While scraping the dates, I noticed that the Mendeley web interface uses American-style dates. How unenlightened!
I decided that keeping all of my information in a .bib file would be the best way to keep it usable, no matter what happens in the future. The BibTeX format does what I want anyway – record references to things I’ve seen – and if I’d made up a database scheme, I’d have had to think about how to generate a .bib export anyway.
The hosting service that I use for my personal sites, as well as The Aperiodical, only supports yucky PHP scripting, not lovely Python, so I set about hacking together something which would parse my .bib file and display its contents in a web page without being able to rely on any of the good existing Python libraries to process BibTeX. There are a few PHP libraries which claim to parse BibTeX, including phpBibLib, which I’ve used before for a work thing. On running it over the file I exported from Mendeley, however, I discovered that it doesn’t really parse BibTeX, it just does some global string replacements, and some of the fruitier accented character commands in my file broke it. I took a look at the source code to see if I could fix it, but decided to start again from scratch: to get phpBibLib to parse properly would involve effectively rewriting it anyway, and it isn’t released under a licence that would let me share my changes easily.
Fairly shortly I had a script which loaded my .bib file and rendered a summary in HTML. My first attempt at writing a formal parser using a PEG library was far too slow to be usable, but once I’d written that I was able to rewrite a more low-level parser which is fast enough to parse the entire file each time a page is loaded. If you’re interested in using my parser, it’s on my github repository.
Next, I added forms to edit existing entries and add new ones. One of the great attractions of Mendeley was that I could use a bookmarklet to add the page I’m looking at to my library, so that was the first feature to go in.
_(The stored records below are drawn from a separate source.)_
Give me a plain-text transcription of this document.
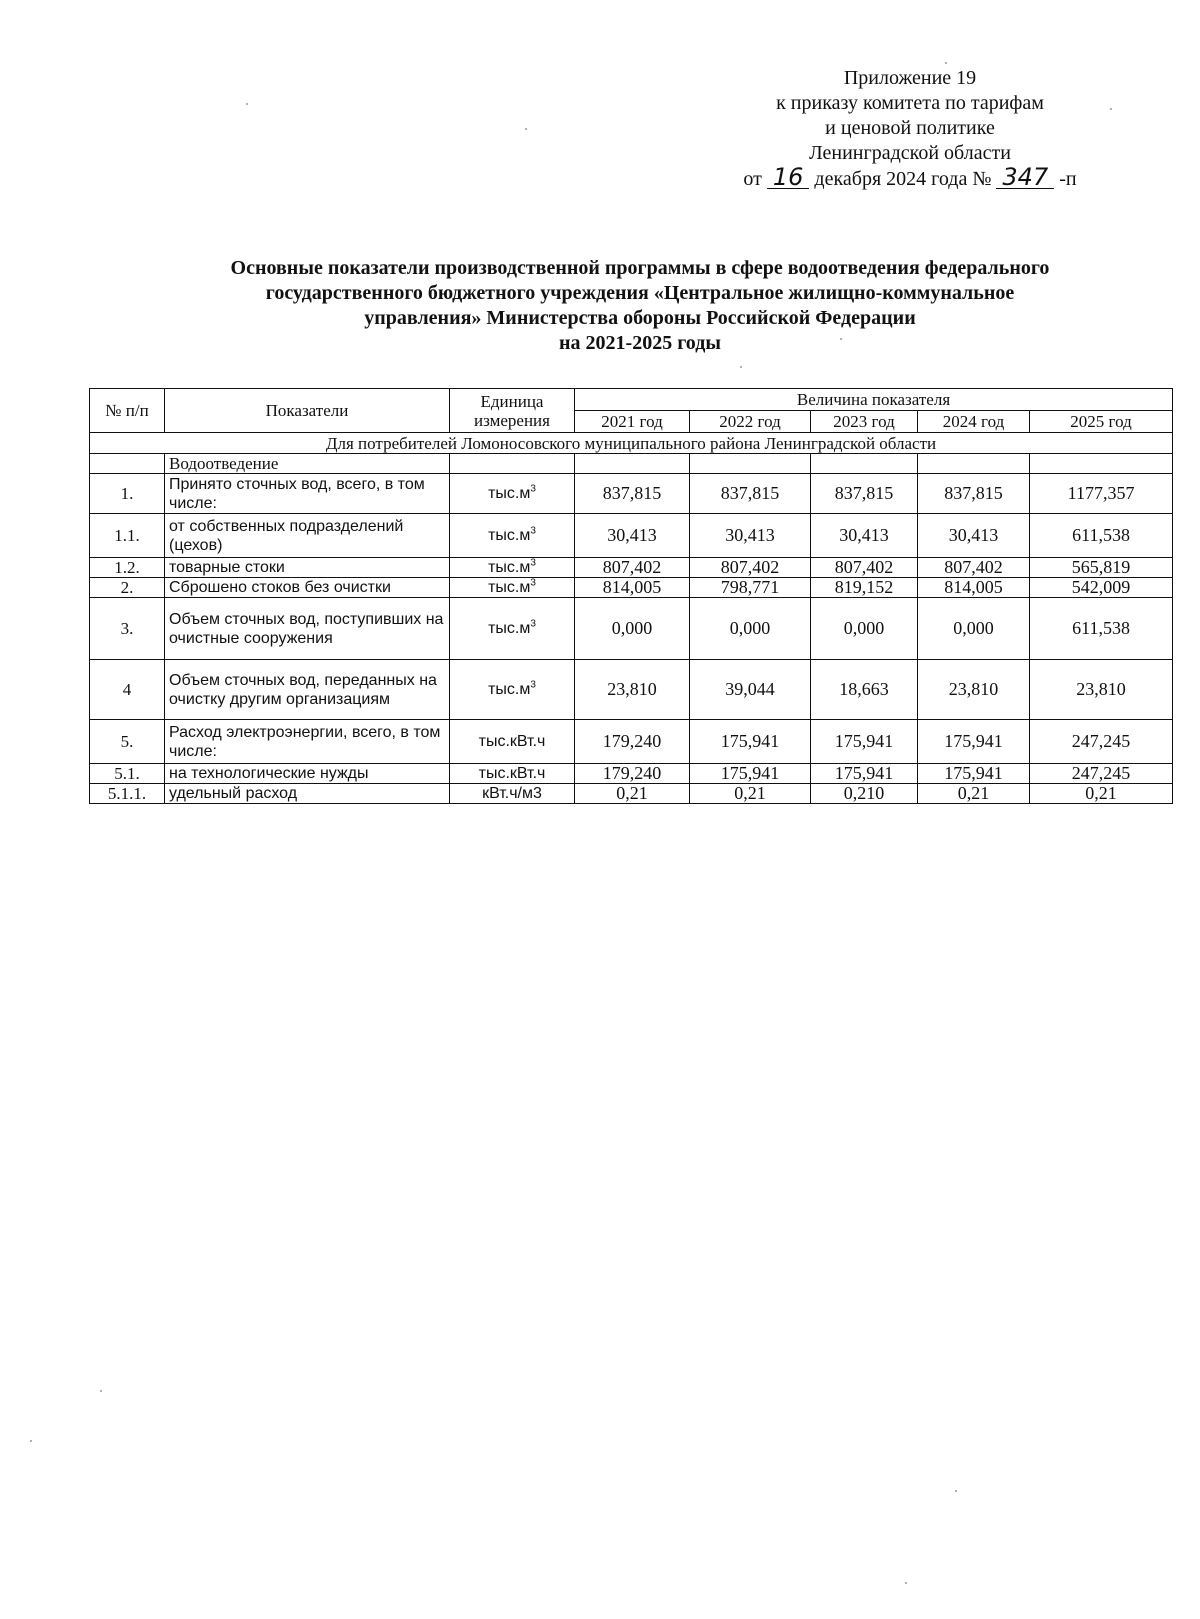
Приложение 19
к приказу комитета по тарифам
и ценовой политике
Ленинградской области
от 16 декабря 2024 года № 347 -п
Основные показатели производственной программы в сфере водоотведения федерального
государственного бюджетного учреждения «Центральное жилищно-коммунальное
управления» Министерства обороны Российской Федерации
на 2021-2025 годы
№ п/п	Показатели	Единица измерения	Величина показателя				
			2021 год	2022 год	2023 год	2024 год	2025 год
Для потребителей Ломоносовского муниципального района Ленинградской области							
	Водоотведение						
1.	Принято сточных вод, всего, в том числе:	$тыс.м^3$	837,815	837,815	837,815	837,815	1177,357
1.1.	от собственных подразделений (цехов)	$тыс.м^3$	30,413	30,413	30,413	30,413	611,538
1.2.	товарные стоки	$тыс.м^3$	807,402	807,402	807,402	807,402	565,819
2.	Сброшено стоков без очистки	$тыс.м^3$	814,005	798,771	819,152	814,005	542,009
3.	Объем сточных вод, поступивших на очистные сооружения	$тыс.м^3$	0,000	0,000	0,000	0,000	611,538
4	Объем сточных вод, переданных на очистку другим организациям	$тыс.м^3$	23,810	39,044	18,663	23,810	23,810
5.	Расход электроэнергии, всего, в том числе:	тыс.кВт.ч	179,240	175,941	175,941	175,941	247,245
5.1.	на технологические нужды	тыс.кВт.ч	179,240	175,941	175,941	175,941	247,245
5.1.1.	удельный расход	кВт.ч/м3	0,21	0,21	0,210	0,21	0,21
Then it turned out that the Mendeley data wasn’t that great – papers from the arXiv didn’t always have the right metadata and links to PDF versions attached, and a few other entries must have just been PDFs that I put in the desktop app, so I had to track down relevant URLs based on their titles. That took a couple of hours.
Finally, I could work on making the site look nice. I made the index page list all the entries in a patchwork design, with each item painted using a different colour drawn from a desaturated palette. On the detail page for an individual entry, I made sure the title, authors and abstract were prominent, and when the entry had a reference to a PDF file I embedded it on the right hand side. To be completely open and make sharing even easier, I show the BibTeX for each entry at the bottom of the page, and there’s a link to download the whole .bib file at the bottom of the index page. In an inspired last touch, I added an “I’m feeling scholarly” button next to the search form, to take you to a random entry. That’s my favourite thing about the collection: whenever you pick a random item from it, you’ll find something really interesting and entertaining. I’ve had a lot of fun rediscovering things that I’d added a few years ago and almost completely forgotten.
So, that’s the story of how I liberated my data from a benevolent cloud service, and made a site to present it just the way I want. You can have a look at my Interesting Esoterica collection at its new home, read.somethingorotherwhatever.com.
If you’d like to do something similar with your .bib file, I’ve put all my code on GitHub at github.com/christianp/bib-site. I’ve set it up so you can easily change how the site looks, without meddling with PHP code. All you need is a web host that can run PHP – no database or weird CGI stuff required.